Ini Peristiwa Perdana di Bima, Ketua Dewan Dimosi Tidak Percaya Oleh Belasan Anggotanya

Ketua Dewan Nyatakan Bahwa Pokir itu Sama Dengan RKPD
Ketua DPRD Kota Bima, Alfian Indra Wirawan, S.Adm Sedangkan Membacakan Isi Mosi Tidak Prcaya Dari 15 Anggota Dewan
Visioner Berita Kota Bima-Dalam sejarah terbentuknya DPRD Kabupaten Bima maupun Kota Bima khususnya dan pada umumnya di Nusa Tenggara Barat (NTB) menjelaskan bahwa peristiwa dimana Ketua Dewan dimosi tidak percaya oleh anggotanya, diakui belum pernah terjadi. Namun hal sebaliknya di Kota Bima. Di penghujung Desember 2019, sebanyak 15 anggota Dewan dari hampir semua Fraksi secara resmi menyerahkan surat mosi tidak percaya yang telah ditandatangani terhadap Ketua DPRD setempat, Alfian Indra Wirawan S.Adm.

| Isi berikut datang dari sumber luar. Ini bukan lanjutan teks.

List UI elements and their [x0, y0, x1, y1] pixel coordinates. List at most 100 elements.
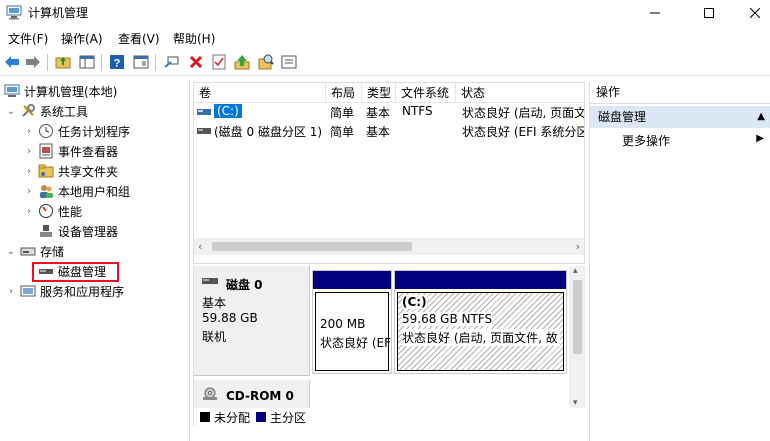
chevron-right-icon[interactable]: › — [24, 206, 34, 217]
computer-management-icon — [4, 83, 20, 99]
partition-c[interactable]: (C:) 59.68 GB NTFS 状态良好 (启动, 页面文件, 故 — [394, 270, 567, 374]
tree-item-label: 计算机管理(本地) — [24, 84, 118, 99]
chevron-right-icon[interactable]: › — [24, 186, 34, 197]
volume-type: 基本 — [366, 125, 391, 139]
horizontal-scrollbar[interactable]: ‹ › — [194, 238, 584, 255]
column-header-type[interactable]: 类型 — [362, 83, 396, 103]
users-icon — [38, 183, 54, 199]
chevron-down-icon[interactable]: ⌄ — [6, 246, 16, 257]
tree-item-label: 存储 — [40, 244, 65, 259]
show-hide-tree-icon[interactable] — [78, 53, 96, 71]
volume-drive-icon — [197, 106, 211, 120]
tree-item-task-scheduler[interactable]: › 任务计划程序 — [24, 121, 130, 141]
services-icon — [20, 283, 36, 299]
column-header-filesystem[interactable]: 文件系统 — [396, 83, 456, 103]
scroll-down-icon[interactable]: ▾ — [573, 398, 578, 408]
console-icon[interactable] — [280, 53, 298, 71]
storage-icon — [20, 243, 36, 259]
forward-arrow-icon[interactable] — [24, 53, 42, 71]
chevron-right-icon[interactable]: › — [24, 126, 34, 137]
volume-name: (C:) — [214, 104, 242, 118]
minimize-button[interactable] — [632, 0, 678, 26]
tree-item-storage[interactable]: ⌄ 存储 — [6, 241, 64, 261]
table-row[interactable]: (C:) 简单 基本 NTFS 状态良好 (启动, 页面文 — [194, 103, 586, 121]
tree-item-shared-folders[interactable]: › 共享文件夹 — [24, 161, 118, 181]
more-actions-label: 更多操作 — [622, 134, 671, 148]
more-actions-item[interactable]: 更多操作 — [622, 132, 670, 149]
actions-pane: 操作 磁盘管理 ▲ 更多操作 ▶ — [589, 82, 770, 441]
back-arrow-icon[interactable] — [3, 53, 21, 71]
chevron-right-icon[interactable]: › — [6, 286, 16, 297]
toolbar: ? — [0, 50, 770, 76]
chevron-right-icon[interactable]: › — [24, 146, 34, 157]
submenu-arrow-icon[interactable]: ▶ — [756, 133, 764, 144]
menu-help[interactable]: 帮助(H) — [173, 30, 215, 47]
tree-item-event-viewer[interactable]: › 事件查看器 — [24, 141, 118, 161]
svg-text:?: ? — [114, 58, 121, 70]
tree-item-label: 设备管理器 — [58, 224, 119, 239]
toolbar-separator — [101, 54, 102, 71]
volume-type: 基本 — [366, 106, 391, 120]
tree-item-label: 任务计划程序 — [58, 124, 131, 139]
menu-file[interactable]: 文件(F) — [8, 30, 48, 47]
menu-view[interactable]: 查看(V) — [118, 30, 160, 47]
disk-0-info[interactable]: 磁盘 0 基本 59.88 GB 联机 — [194, 266, 310, 376]
properties-icon[interactable] — [132, 53, 150, 71]
scroll-right-icon[interactable]: › — [576, 240, 580, 253]
legend-swatch-unallocated — [200, 412, 210, 422]
partition-bar — [395, 271, 566, 289]
partition-efi[interactable]: 200 MB 状态良好 (EFI — [312, 270, 392, 374]
tree-item-services-applications[interactable]: › 服务和应用程序 — [6, 281, 124, 301]
cdrom-0-info[interactable]: CD-ROM 0 — [194, 380, 310, 408]
tree-item-local-users-groups[interactable]: › 本地用户和组 — [24, 181, 130, 201]
volume-status: 状态良好 (EFI 系统分区 — [462, 125, 584, 139]
volume-layout: 简单 — [330, 106, 355, 120]
disk-icon — [202, 275, 218, 289]
column-header-status[interactable]: 状态 — [456, 83, 586, 103]
help-icon[interactable]: ? — [108, 53, 126, 71]
disk-state: 联机 — [202, 330, 227, 344]
menu-action[interactable]: 操作(A) — [61, 30, 103, 47]
collapse-up-icon[interactable]: ▲ — [757, 106, 765, 128]
actions-section-disk-management[interactable]: 磁盘管理 ▲ — [590, 106, 770, 128]
upload-icon[interactable] — [233, 53, 251, 71]
maximize-button[interactable] — [686, 0, 732, 26]
disk-graphical-view: 磁盘 0 基本 59.88 GB 联机 200 MB 状态良好 (EFI (C:… — [193, 266, 586, 426]
actions-header: 操作 — [590, 82, 770, 104]
legend-label: 未分配 — [214, 410, 251, 425]
legend-label: 主分区 — [270, 410, 307, 425]
clock-icon — [38, 123, 54, 139]
tree-item-performance[interactable]: › 性能 — [24, 201, 82, 221]
check-icon[interactable] — [210, 53, 228, 71]
tree-item-device-manager[interactable]: 设备管理器 — [38, 221, 118, 241]
disk-name: 磁盘 0 — [226, 278, 263, 292]
toolbar-separator — [47, 54, 48, 71]
partition-legend: 未分配 主分区 — [194, 408, 586, 426]
chevron-right-icon[interactable]: › — [24, 166, 34, 177]
event-viewer-icon — [38, 143, 54, 159]
close-button[interactable] — [732, 0, 770, 26]
partition-status: 状态良好 (启动, 页面文件, 故 — [402, 329, 560, 346]
tree-item-system-tools[interactable]: ⌄ 系统工具 — [6, 101, 88, 121]
volume-name: (磁盘 0 磁盘分区 1) — [214, 125, 323, 139]
search-icon[interactable] — [257, 53, 275, 71]
device-manager-icon — [38, 223, 54, 239]
tree-item-root[interactable]: 计算机管理(本地) — [4, 81, 117, 101]
connect-icon[interactable] — [163, 53, 181, 71]
scroll-left-icon[interactable]: ‹ — [198, 240, 202, 253]
up-folder-icon[interactable] — [54, 53, 72, 71]
actions-section-label: 磁盘管理 — [598, 110, 647, 124]
scrollbar-thumb[interactable] — [212, 242, 412, 251]
delete-icon[interactable] — [187, 53, 205, 71]
disk-type: 基本 — [202, 296, 227, 310]
tree-item-label: 共享文件夹 — [58, 164, 119, 179]
computer-management-icon — [6, 5, 22, 20]
column-header-layout[interactable]: 布局 — [326, 83, 362, 103]
table-row[interactable]: (磁盘 0 磁盘分区 1) 简单 基本 状态良好 (EFI 系统分区 — [194, 122, 586, 140]
vertical-scrollbar[interactable]: ▴ ▾ — [569, 266, 586, 408]
scrollbar-thumb[interactable] — [573, 280, 582, 354]
column-header-volume[interactable]: 卷 — [194, 83, 326, 103]
scroll-up-icon[interactable]: ▴ — [573, 266, 578, 276]
partition-bar — [313, 271, 391, 289]
chevron-down-icon[interactable]: ⌄ — [6, 106, 16, 117]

Dan mosi tidak percaya tersebut, ditujukan oleh belasan anggota Dewan kepada Alfian Indra Wirawan selaku Ketua DPRD Kota Bima sekaligus Ketua Badan Anggaran (Banggar) setempat. Peristiwa perdana yang terjadi dalam sejarah belasan tahun DPRD Kota Bima terbentuk ini, berlangsung pada moment Rapat Parpurna Dewan, Kamis (26/12/2019). Peristiwa politik itu pun disaksikan oleh seluruh Kepala SKPD dan OPD Kota Bima, Sekda Kota Bima, Sekwan Kota Bima beserta jajaranya, sejumlah awak media dan delegasi di FKPD.

Belasan anggota Dewan tersebut mengaku, menyatakan kesepakatan mengajukan mosi tidak percara terhadap Ketua Dewan itu didasari oleh sejumlah alasan. Yakni Ketua Dewan tersebut dinilai inkonsisten dan mengambil keputusan sepihak pada moment rapat Banggar tentang RAPBD 2 Kota Bima tahun 2020 di gedung Dewan setempat beberapat waktu lalu. Maksudnya, keputusan sepihak yang diambil oleh Ketua Dewan sekaligus Ketua Banggar tersebut yakni tanpa dibicarakan terlebih dahulu dengan anggota Banggar.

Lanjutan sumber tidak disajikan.